(CARICOM Secretariat, Turkeyen, greater Georgetown, Guyana) Honourable Carolyn Rodrigues-Birkett, Minister of Foreign Affairs and Foreign Trade, Guyana, underscored the role of public education in helping CARICOM nationals to understand the process, challenges and the progress of the CARICOM Single Market and Economy (CSME), as well as their rights and responsibilities.
The Minister was speaking at a public education symposium to create greater awareness and understanding among Guyanese of the CARICOM Single Market and Economy (CSME). The Government of Guyana in collaboration with the European Union (EU)-funded Commonwealth Secretariat Hub and Spokes Project, organised the Public Symposium on the CSME, which was held on Wednesday 28 October at the Guyana International Conference Centre, Georgetown, Guyana and which saw a multi-sectoral representation from the private and public sectors, the Guyana Bar Association, Trade Union and Youth Organisations, and the Ministry of Education.
Much of the “disenchantment” with which persons regarded the CSME resided in their lack of knowledge, the Minister stated, adding that persons felt that the goals of the Grand Anse Declaration for the advancement of the Integration Movement of July 1989, were not being “translated into their day-to-day experiences.”
Notwithstanding, she said, “We cannot turn back now.”
“It is not a question of whether we have seen progress, but whether we can do more or whether we are doing enough,” she stated.
Minister Rodrigues-Birkett added that the challenges present in the world made the case more compelling for the Region to “act as one.”
She called for the deepening of the engagement between decision-makers and the wider population to eliminate what she described as a “top-down approach” to development within the CSME.
The Guyana Foreign Minister also highlighted the need for the systematic collection of data for a better understanding of how the CSME was working. This point was reiterated during an interactive segment of the symposium, during which members of the audience called for “concrete information” to make clear the volume of cross-country movement of skills, labour, and capital within the CSME.
In response to this, Mr. Ivor Carryl, Programme Manager of the CARICOM Secretariat’s CSME Unit, stated that a project was currently being finalised to establish a system of data collection for the efficient storage and retrieval of information pertaining to the functioning of the CSME.
In his remarks, Mr. Carryl, pointed out that the CSME, often perceived as a virtual operation, “does exist.”
“I am going to declare without contradiction that it does exist,” he said.
He noted that symposium came at a challenging time, when there were sharp contractions in global and regional economies, massive job losses and contractions in world trade. However, he said it was a time for CARICOM to “act in solidarity.”
Mr. Carryl stated that the overarching objective of the CSME was to create the environment for improved standard of living in a Community for all, and while challenges were present, progress was also evident.

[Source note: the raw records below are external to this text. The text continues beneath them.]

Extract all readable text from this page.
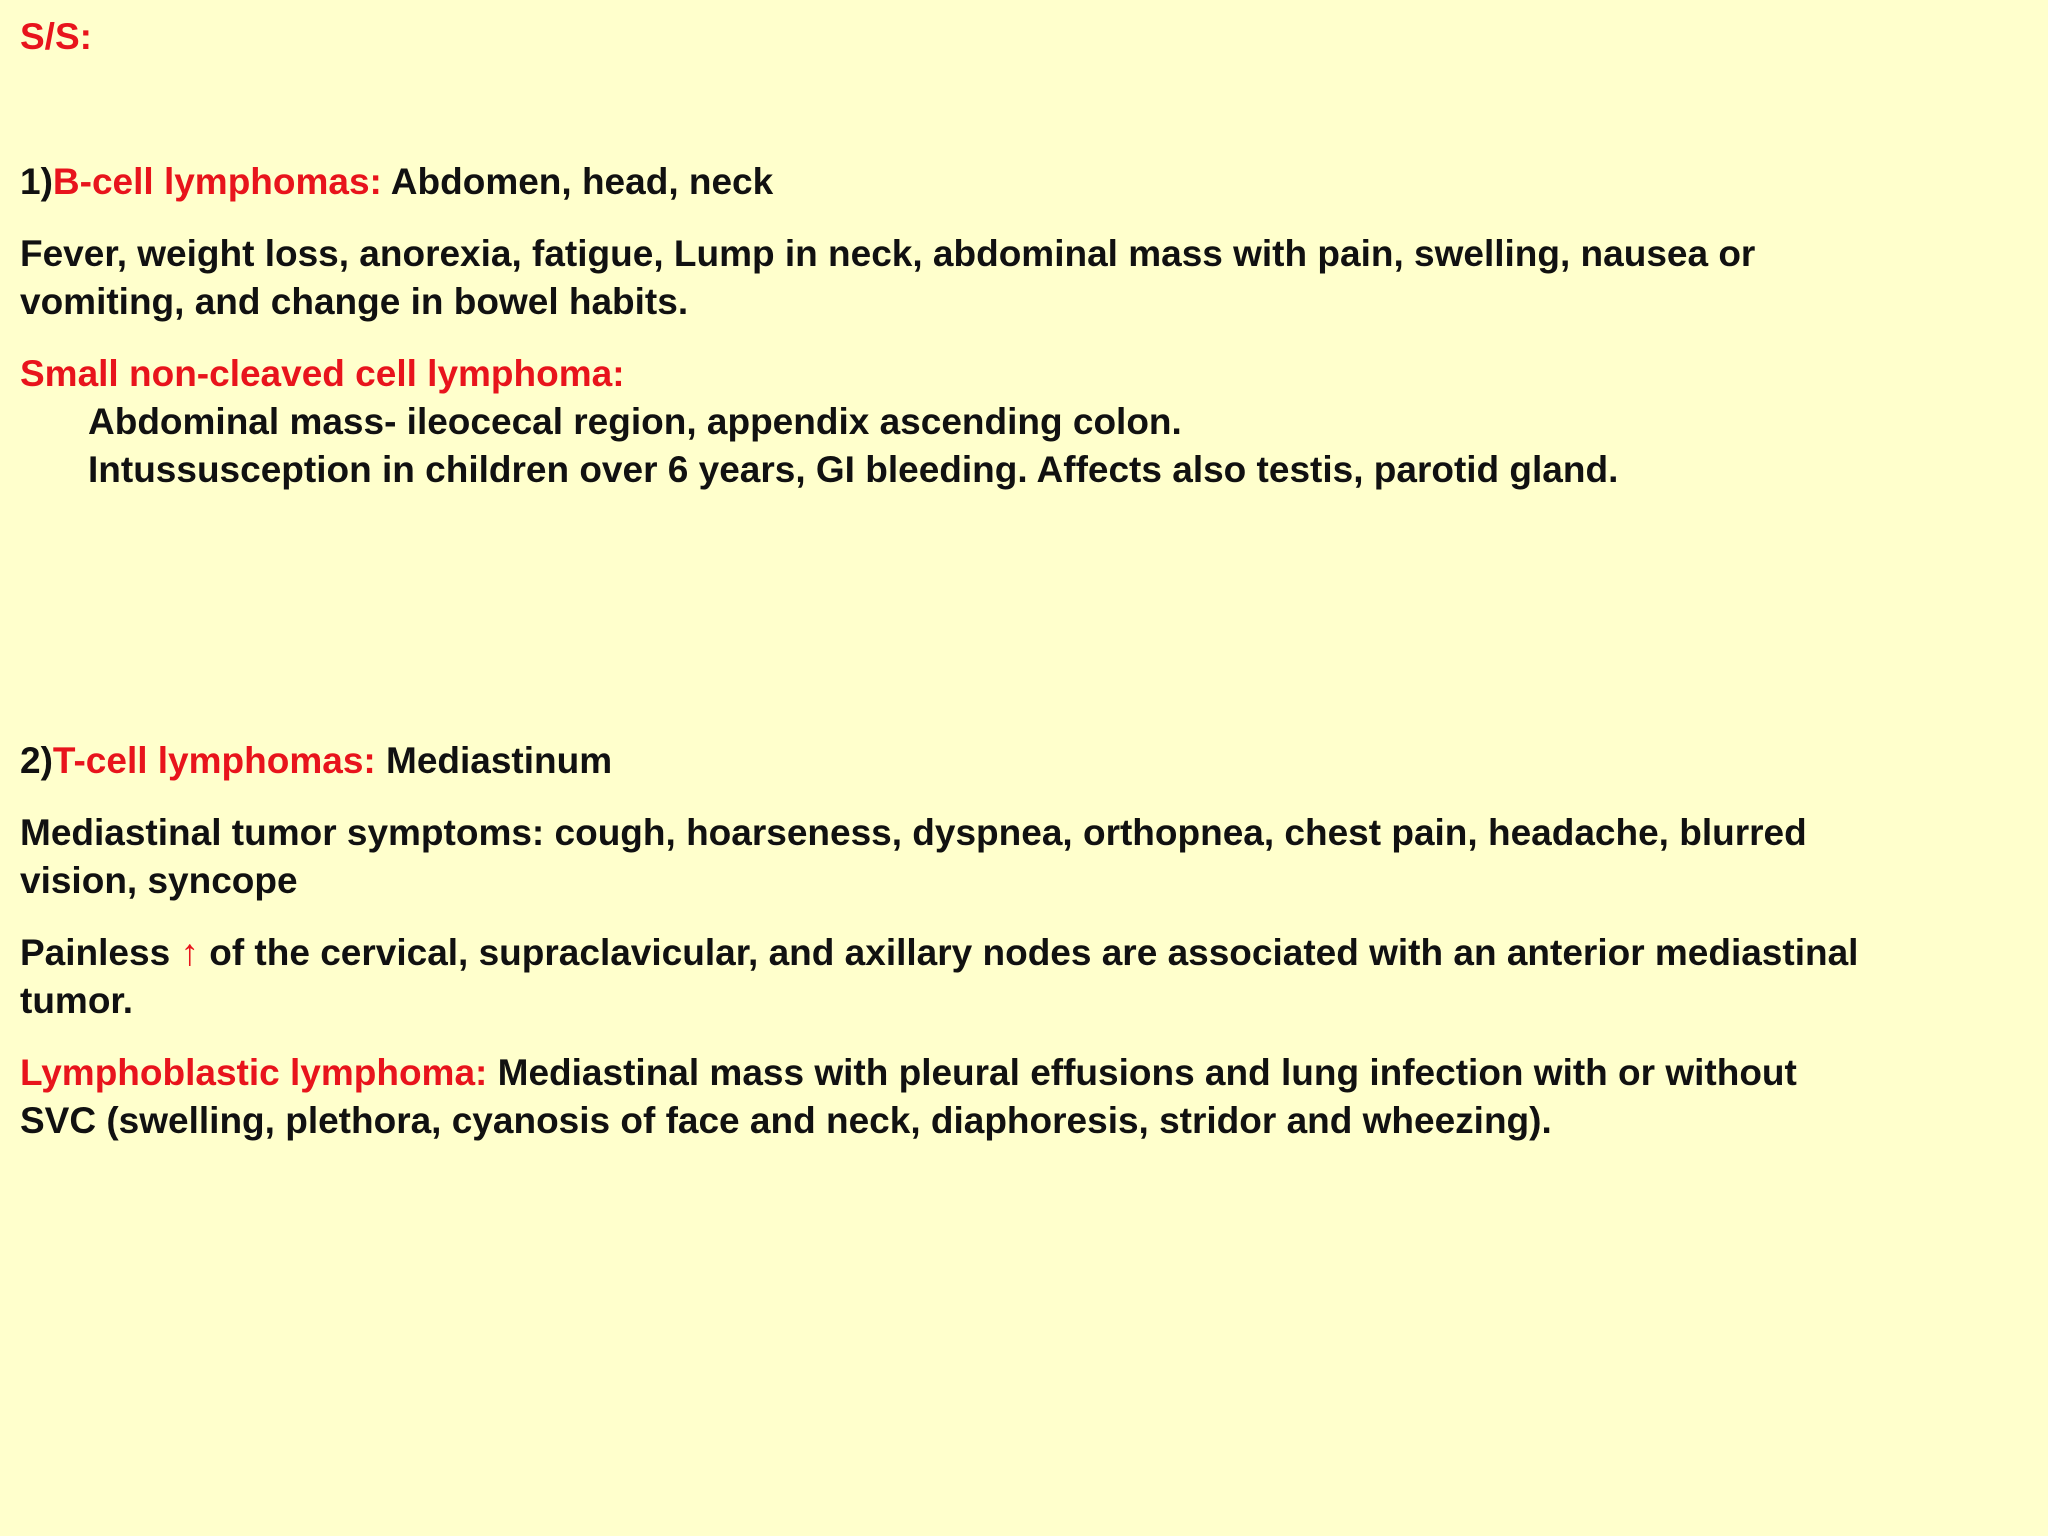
S/S:
1)B-cell lymphomas: Abdomen, head, neck
Fever, weight loss, anorexia, fatigue, Lump in neck, abdominal mass with pain, swelling, nausea or
vomiting, and change in bowel habits.
Small non-cleaved cell lymphoma:
Abdominal mass- ileocecal region, appendix ascending colon.
Intussusception in children over 6 years, GI bleeding. Affects also testis, parotid gland.
2)T-cell lymphomas: Mediastinum
Mediastinal tumor symptoms: cough, hoarseness, dyspnea, orthopnea, chest pain, headache, blurred
vision, syncope
Painless ↑ of the cervical, supraclavicular, and axillary nodes are associated with an anterior mediastinal
tumor.
Lymphoblastic lymphoma: Mediastinal mass with pleural effusions and lung infection with or without
SVC (swelling, plethora, cyanosis of face and neck, diaphoresis, stridor and wheezing).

Identifying those areas in which much strides have been made since the establishment of the Common Market in 1973, Mr. Carryl said that there was free movement of skills and labour, for nine categories of CARICOM nationals including household domestics- as was agreed by the CARICOM Heads of Government at their 30th Regular Meeting in July, Georgetown, Guyana. He also highlighted the movement of services and capital throughout the regional market place.
Mr Carryl said that efforts were made to consolidate the conditions under which the CSME could operate by establishing several super structures including the Revised Treaty establishing CSME; the Caribbean Court of Justice, which is concerned with the interpretation and operation of the Revised Treaty; the CARICOM Competition Commission; the CARICOM Development Fund; and the CARICOM Regional Organisation for Standards and Quality (CROSQ).
The CSME Programme Manager urged the gathering to examine the achievements of the CSME, identify the challenges to regional integration that were peculiar to Guyana, and plan strategies how the country’s export capacity could be developed to take advantage of the opportunities the Single Market presented.
The Public Symposium was held under the theme: “Understanding the CSME.”